The Bible always locates sin in one place: the human heart. This doesn’t mean that environmental and physiological factors don’t play a role in addictions, but the Bible sees every external factor as the context for the desires, responses, and engagements of the heart. In other words, Scripture says the entire person—the body, mind, and heart—works together in all of our behaviors.
In my first blog post in this series, “Porn Addiction?”, I looked at three ways a disease model of addiction can be helpful in explaining habitual sexual sin patterns. The disease model highlights what it feels like not being able to stop, and the insanity that comes in a moment of temptation. It also rightly shows the need for a zero-tolerance policy on sin.

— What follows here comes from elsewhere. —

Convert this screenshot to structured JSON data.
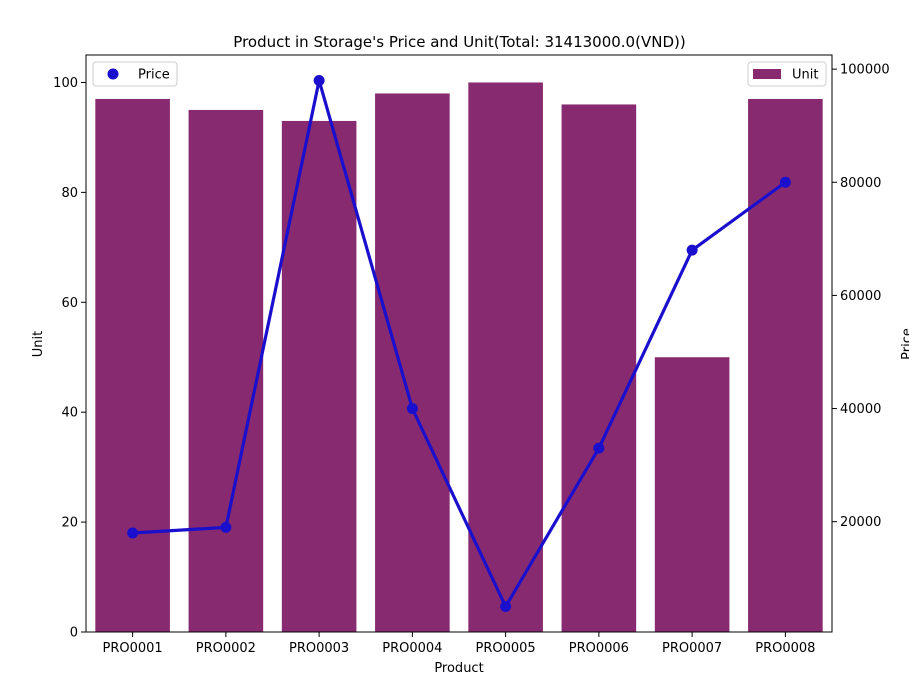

These ideas are constructive as we consider how to patiently and lovingly walk alongside men and women who are caught up in years of addictive sexual behavior.
But the church needs to be aware that the fundamental anthropology of a disease model for a porn addiction falls far short of the way God describes humanity’s experience as his fallen image bearers.
Robert Weiss, an addiction specialist, said in a recent USA Today article, “We don’t look at alcoholics and drugs addicts and say, ‘You’re a bad person,’ we say, ‘You have a problem.’”
In the same article, Milton Magness, a sex addictions therapist said, “Most of the people I work with are people with very high morals, very responsible, leaders in their industries; many are even clergy or physicians. And they are involved in behaviors they do not want and repeat them, despite repeated attempts to stop.”
Both of these specialists are seeking to locate the problem of the struggler outside of the person’s will. A disease model sees sexual addiction as a medical problem, not a moral one. And I believe this is a genuine attempt to explain how someone’s life can look so good in some areas while being completely out of control in others.
But the Bible always locates sin in one place: the human heart. This doesn’t mean that environmental and physiological factors don’t play a role in addictions, but the Bible sees every external factor as the context for the desires, responses, and engagements of the heart. In other words, Scripture says the entire person—the body, mind, and heart—works together in all of our behaviors.
But the church must be careful to go beyond helping someone make the right choices; it must also grasp the compromised ability of someone in an addiction to make the right choices.
In 21st century America, we are all spiritually sick, but we desperately want to hear the words that we are not the problem. But Jeremiah 17:9 says, “The heart is deceitful above all things, and desperately sick; who can understand it?”(ESV)
The typical secular worldview is that we are good people, but there are external forces that trip us up, causing us to do wrong. The biblical worldview is that these external forces (upbringing, brain chemistry, trauma, to name just a few) do impact our behavior, but there is something more fundamental to who we are that causes our problems. We have a natural bent toward evil; we are fallen.